Come what may this earnings season, income stocks will shine, writes Genia Turanova of Leeb Income Performance.

The fundamentals of the US stock market will be on display for the next few weeks, as earnings season has begun and the companies we recommend will be reporting their quarterly results.

We are sure there are going to be a few surprises for our portfolio holdings-and hoping for mostly positive ones. We'll keep you abreast of any developments that are significant enough to influence our opinion on a recommendation.

For example, an especially strong report might prompt us to adjust our "Buy Up To" price upwards. Or if the market overreacts and a buying opportunity develops, we'll update you about that as well. But today, we only have good news.

Merck (MRK)
This High-Yield Income recommendation has just announced that the Data Monitoring Committee stopped its 16,500 patient Odanacatib trial early on a "favorable benefit-risk profile" in postmenopausal patients with osteoporosis. This indicates great results for the drug. The filing is expected in the first half of 2013.

The shares jumped on the news, and as several brokerages have already raised their price target, we are following suit on the improved growth prospects for the company. It's now estimated that Odanacatib (together with other drugs in the pipeline we discussed when we first recommended the company in our May issue) can potentially generate $3 billion in annual sales.

Better growth should equal higher fair value and expected target price for the shares. Buy Merck up to $47.

Phillips 66 (PSX)
This recent ConocoPhillips (COP) spin-off has just announced its first-ever dividend distribution. Not unexpectedly, as the company had made known the dividend commencement back in May, the 20 cents quarterly payout per share will amount to a 2.4% yield on the stock.

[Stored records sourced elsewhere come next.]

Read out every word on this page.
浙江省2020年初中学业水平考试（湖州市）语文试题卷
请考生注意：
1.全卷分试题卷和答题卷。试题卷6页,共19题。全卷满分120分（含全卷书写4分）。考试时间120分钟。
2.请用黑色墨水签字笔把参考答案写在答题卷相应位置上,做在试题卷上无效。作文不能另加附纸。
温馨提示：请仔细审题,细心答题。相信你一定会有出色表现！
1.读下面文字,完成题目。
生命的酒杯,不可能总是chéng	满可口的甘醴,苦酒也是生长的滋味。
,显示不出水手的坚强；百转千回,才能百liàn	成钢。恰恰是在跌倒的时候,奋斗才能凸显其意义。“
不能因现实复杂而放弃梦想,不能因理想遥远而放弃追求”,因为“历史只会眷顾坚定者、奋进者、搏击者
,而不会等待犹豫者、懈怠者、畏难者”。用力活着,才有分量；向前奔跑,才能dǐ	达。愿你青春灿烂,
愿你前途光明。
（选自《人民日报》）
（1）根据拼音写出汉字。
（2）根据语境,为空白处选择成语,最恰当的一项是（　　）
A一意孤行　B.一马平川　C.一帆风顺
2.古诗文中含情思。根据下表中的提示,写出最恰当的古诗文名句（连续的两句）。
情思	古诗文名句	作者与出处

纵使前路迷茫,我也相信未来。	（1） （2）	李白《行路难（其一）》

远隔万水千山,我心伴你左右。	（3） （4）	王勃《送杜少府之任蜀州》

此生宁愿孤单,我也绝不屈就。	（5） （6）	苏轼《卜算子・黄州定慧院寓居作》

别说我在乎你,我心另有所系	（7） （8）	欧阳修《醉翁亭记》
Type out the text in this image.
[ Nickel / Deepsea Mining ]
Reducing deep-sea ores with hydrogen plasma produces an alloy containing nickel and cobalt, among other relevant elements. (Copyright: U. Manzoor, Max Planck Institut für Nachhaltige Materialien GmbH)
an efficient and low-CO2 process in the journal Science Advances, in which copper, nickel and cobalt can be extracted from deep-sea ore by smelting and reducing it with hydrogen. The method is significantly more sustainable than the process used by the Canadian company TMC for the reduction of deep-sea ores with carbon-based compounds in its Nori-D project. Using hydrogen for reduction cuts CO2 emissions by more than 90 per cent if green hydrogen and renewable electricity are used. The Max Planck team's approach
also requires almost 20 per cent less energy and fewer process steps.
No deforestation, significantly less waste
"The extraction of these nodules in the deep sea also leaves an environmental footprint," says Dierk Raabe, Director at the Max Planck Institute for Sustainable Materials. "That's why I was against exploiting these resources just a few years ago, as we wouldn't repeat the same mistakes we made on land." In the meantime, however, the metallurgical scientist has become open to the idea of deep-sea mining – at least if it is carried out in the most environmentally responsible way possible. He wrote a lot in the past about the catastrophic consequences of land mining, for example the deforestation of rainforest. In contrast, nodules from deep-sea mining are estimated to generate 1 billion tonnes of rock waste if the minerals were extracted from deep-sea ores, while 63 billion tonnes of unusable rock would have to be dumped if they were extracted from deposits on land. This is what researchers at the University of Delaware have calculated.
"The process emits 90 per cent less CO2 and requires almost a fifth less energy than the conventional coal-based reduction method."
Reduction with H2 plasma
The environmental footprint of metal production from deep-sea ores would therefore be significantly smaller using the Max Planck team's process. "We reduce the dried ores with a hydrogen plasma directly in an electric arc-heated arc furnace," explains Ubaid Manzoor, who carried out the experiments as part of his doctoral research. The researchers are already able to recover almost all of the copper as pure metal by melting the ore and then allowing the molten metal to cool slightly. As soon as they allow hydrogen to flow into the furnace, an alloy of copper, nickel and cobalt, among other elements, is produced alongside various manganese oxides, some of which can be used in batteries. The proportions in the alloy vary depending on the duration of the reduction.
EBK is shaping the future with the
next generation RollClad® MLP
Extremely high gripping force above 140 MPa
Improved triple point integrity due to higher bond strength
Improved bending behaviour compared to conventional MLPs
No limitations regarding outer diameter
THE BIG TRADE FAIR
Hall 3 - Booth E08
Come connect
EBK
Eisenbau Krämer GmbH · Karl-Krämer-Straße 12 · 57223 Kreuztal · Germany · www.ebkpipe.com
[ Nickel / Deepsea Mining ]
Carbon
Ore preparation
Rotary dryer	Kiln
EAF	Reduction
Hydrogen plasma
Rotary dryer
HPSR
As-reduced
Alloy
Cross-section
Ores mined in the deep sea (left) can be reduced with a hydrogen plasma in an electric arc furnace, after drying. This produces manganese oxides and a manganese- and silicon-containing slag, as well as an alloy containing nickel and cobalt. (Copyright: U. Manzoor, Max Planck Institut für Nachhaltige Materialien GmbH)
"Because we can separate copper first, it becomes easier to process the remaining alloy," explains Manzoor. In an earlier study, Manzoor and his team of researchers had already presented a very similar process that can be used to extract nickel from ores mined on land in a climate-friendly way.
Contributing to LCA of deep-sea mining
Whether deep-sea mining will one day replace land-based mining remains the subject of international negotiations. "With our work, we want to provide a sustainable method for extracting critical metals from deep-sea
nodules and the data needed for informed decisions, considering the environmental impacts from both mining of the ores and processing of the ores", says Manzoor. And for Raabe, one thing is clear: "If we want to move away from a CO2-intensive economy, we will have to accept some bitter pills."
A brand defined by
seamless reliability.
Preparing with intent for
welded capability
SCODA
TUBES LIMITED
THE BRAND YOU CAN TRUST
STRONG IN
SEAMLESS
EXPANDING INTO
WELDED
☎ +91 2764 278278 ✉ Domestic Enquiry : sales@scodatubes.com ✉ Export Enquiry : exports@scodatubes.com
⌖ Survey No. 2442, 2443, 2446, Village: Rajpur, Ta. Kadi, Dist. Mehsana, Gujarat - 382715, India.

Further increases are possible, too, and are likely: at today's levels, the dividend only represents about 20% of Phillips 66's average 2009-2011 cash from operations. The company's been guiding for further increases as well, and it should be able to afford them, as it estimates that for 2013 the cost of dividends will be about $500 million. Both Phillips 66 and ConocoPhillips remain Income & Growth recommendations.

SPDR S&P Dividend ETF (SDY)
Looking at the broader picture, the positive trend remains in place for dividend investors. In the second quarter of 2012 alone, net dividend increases for the entire US market (dividends increased minus dividend cuts) totaled $12 billion. It's a new record and an increase of about 14% for overall cash payments. At the same time, payout rates remain near historic lows, at 31%, highlighting the general investment case for stocks.

Here's another important number: at current levels, the market as represented by the S&P 500 index is only down 6% from its April high. But you would never guess the decline is so small, by historical and all other measures, from all the anxiety the media is currently generating.

Dividend-paying issues, if you take SDY as a proxy, are only down 3.7% off their March highs. Note that this number doesn't even include dividends; if you factor in the dividend paid, the decline for SDY since its high of the year is only 2.2%. And year-to-date, SDY is up for a 3.3% total return.

We are giving you these numbers in such detail to show that even though sometimes staying the course can be difficult (and, to be sure, from time to time one should revisit and re-chart the path one has mapped out) the best policy for now is clearly to stay invested and stay the course.